Introduction: The diagnosis of secondary bacterial meningitis in intensive care units and surgical departments is usually complicated by frequent false-negative cerebrospinal fluid (CSF) culture results because of previous antibacterial therapy or false-positive CSF culture results because of sample contamination. Some nonspecific clinical and laboratory criteria of CSF content can be used, but they do not provide 100% sensitivity and selectivity. The search for new diagnostic approaches is a relevant direction.
Objectives: The aim of this study was to construct various multivariate models based on biomarkers and metabolites in the cerebrospinal fluid for the diagnosis of secondary bacterial meningitis in patients with acute or chronical critical illness.
Methods: Patients with acute (n = 17, CSF samples = 19) or chronical critical illness (n = 35, CSF samples = 77) were divided into CSF sample groups without (n = 63, group I) and with secondary bacterial meningitis (n=33, group II). CSF samples were analyzed by UPLC-MS/MS to determine aromatic metabolites, and by electrochemiluminescence to determine interleukin-6 (IL-6), NSE, and S100 protein.
Results: Median values of CSF parameters (leukocytes, relative content of neutrophils, protein, IL-6, S100, 4-hydroxyphenyllactic, phenyllactic, indole-3-lactic acids) were statistically higher in group II compared to group I (p-value < 0.001), with CSF glucose higher in group I compared to group II (p-value < 0.001).

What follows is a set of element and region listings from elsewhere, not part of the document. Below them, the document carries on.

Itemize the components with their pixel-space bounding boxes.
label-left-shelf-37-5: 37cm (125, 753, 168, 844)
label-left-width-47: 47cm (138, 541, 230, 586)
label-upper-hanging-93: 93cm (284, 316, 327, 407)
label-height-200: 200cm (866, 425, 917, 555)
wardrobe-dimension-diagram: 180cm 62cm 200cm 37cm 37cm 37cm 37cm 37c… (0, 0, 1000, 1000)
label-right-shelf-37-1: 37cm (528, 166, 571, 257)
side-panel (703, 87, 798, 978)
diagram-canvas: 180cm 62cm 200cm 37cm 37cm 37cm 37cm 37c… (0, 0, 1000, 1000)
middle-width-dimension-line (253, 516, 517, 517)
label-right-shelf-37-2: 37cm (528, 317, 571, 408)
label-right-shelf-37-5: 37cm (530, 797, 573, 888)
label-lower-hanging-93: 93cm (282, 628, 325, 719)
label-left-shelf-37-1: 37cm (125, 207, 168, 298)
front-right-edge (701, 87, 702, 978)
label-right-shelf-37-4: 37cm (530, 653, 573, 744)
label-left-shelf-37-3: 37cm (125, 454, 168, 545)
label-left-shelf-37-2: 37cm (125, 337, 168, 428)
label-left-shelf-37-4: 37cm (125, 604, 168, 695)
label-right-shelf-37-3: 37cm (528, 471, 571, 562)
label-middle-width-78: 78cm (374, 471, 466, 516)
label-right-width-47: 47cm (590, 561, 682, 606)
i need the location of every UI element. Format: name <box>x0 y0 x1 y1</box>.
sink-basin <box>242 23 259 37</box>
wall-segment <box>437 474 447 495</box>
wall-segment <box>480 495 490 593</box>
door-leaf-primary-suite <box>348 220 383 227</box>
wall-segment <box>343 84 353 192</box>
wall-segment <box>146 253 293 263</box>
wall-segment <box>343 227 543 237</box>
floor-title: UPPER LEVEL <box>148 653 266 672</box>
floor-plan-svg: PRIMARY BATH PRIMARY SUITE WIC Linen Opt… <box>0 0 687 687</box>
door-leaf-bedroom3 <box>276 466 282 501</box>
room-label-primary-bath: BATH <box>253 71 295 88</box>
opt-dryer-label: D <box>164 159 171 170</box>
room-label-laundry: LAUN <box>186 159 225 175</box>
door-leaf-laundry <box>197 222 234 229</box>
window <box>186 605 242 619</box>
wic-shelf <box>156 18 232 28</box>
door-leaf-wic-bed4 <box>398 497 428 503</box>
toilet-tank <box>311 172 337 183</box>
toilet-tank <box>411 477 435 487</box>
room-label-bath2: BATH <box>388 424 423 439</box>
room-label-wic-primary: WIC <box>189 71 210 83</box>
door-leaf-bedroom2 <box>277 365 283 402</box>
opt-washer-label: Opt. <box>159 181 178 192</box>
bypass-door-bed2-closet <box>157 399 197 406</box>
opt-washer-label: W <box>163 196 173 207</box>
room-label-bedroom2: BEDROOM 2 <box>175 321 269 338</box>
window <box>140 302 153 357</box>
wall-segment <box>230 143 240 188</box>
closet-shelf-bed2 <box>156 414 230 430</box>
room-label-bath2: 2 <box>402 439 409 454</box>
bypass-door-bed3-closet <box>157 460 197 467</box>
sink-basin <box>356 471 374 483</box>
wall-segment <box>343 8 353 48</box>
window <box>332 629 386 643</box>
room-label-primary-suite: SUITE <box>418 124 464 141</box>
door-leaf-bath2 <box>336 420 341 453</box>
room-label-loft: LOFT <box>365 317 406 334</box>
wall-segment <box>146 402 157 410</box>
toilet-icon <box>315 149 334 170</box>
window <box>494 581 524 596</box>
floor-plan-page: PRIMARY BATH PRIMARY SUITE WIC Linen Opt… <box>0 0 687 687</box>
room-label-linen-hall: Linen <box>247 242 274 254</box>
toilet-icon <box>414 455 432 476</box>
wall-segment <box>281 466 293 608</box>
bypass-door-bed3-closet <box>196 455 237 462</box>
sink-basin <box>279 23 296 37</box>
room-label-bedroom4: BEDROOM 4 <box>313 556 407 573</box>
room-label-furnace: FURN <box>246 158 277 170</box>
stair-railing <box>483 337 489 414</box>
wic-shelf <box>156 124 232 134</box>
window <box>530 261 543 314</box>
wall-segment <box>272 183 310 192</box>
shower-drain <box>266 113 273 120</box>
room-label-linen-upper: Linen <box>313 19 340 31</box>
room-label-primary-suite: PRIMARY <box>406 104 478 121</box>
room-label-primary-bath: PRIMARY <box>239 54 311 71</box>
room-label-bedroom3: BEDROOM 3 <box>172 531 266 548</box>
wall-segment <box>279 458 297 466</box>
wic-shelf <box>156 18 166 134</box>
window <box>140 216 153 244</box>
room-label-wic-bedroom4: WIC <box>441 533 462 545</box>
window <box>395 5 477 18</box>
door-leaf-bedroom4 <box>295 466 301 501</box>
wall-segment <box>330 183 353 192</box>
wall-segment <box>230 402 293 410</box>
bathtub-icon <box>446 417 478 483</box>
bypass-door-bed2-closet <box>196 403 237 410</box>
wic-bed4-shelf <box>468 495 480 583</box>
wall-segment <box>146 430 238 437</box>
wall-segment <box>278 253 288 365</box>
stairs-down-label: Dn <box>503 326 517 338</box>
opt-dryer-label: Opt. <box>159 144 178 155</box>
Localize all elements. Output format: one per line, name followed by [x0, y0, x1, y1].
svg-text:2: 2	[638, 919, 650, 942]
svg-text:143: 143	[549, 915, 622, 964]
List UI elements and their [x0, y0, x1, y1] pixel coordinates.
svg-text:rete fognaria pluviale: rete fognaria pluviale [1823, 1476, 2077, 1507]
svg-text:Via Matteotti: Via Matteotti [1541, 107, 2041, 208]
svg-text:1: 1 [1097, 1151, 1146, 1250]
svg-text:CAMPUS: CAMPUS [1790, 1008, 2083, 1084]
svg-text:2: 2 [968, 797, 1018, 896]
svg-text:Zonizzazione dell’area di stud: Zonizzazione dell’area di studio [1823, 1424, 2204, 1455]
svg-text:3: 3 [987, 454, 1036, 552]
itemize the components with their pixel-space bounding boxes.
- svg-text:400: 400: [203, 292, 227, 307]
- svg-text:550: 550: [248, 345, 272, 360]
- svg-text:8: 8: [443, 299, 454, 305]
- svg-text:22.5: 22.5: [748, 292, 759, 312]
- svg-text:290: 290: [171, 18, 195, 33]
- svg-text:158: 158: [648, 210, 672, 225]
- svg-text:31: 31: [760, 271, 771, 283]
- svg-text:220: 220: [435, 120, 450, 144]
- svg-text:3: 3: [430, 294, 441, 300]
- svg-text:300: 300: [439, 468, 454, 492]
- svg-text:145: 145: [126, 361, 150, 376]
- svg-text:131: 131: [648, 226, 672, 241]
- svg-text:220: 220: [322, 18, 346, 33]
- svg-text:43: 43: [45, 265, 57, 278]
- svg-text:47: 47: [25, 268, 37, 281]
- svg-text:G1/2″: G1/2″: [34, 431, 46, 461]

ROC-analysis of univariate models based on these CSF parameters did not reveal any model with 100% sensitivity and selectivity, while ROC-analysis of various multivariate models based on CSF biomarkers and metabolites demonstrated excellent prognostic ability for CSF sample stratification into two groups: the best model was constructed using Catboost [https://doi.org/10.48550/arXiv.1706.09516] with AUC-ROC=1.00 with 100% sensitivity and selectivity.
Conclusion: Multivariate models based on various CSF biomarkers and metabolites demonstrated better characteristics compared to univariate prognostic models for CSF sample stratification into groups with or without secondary bacterial meningitis.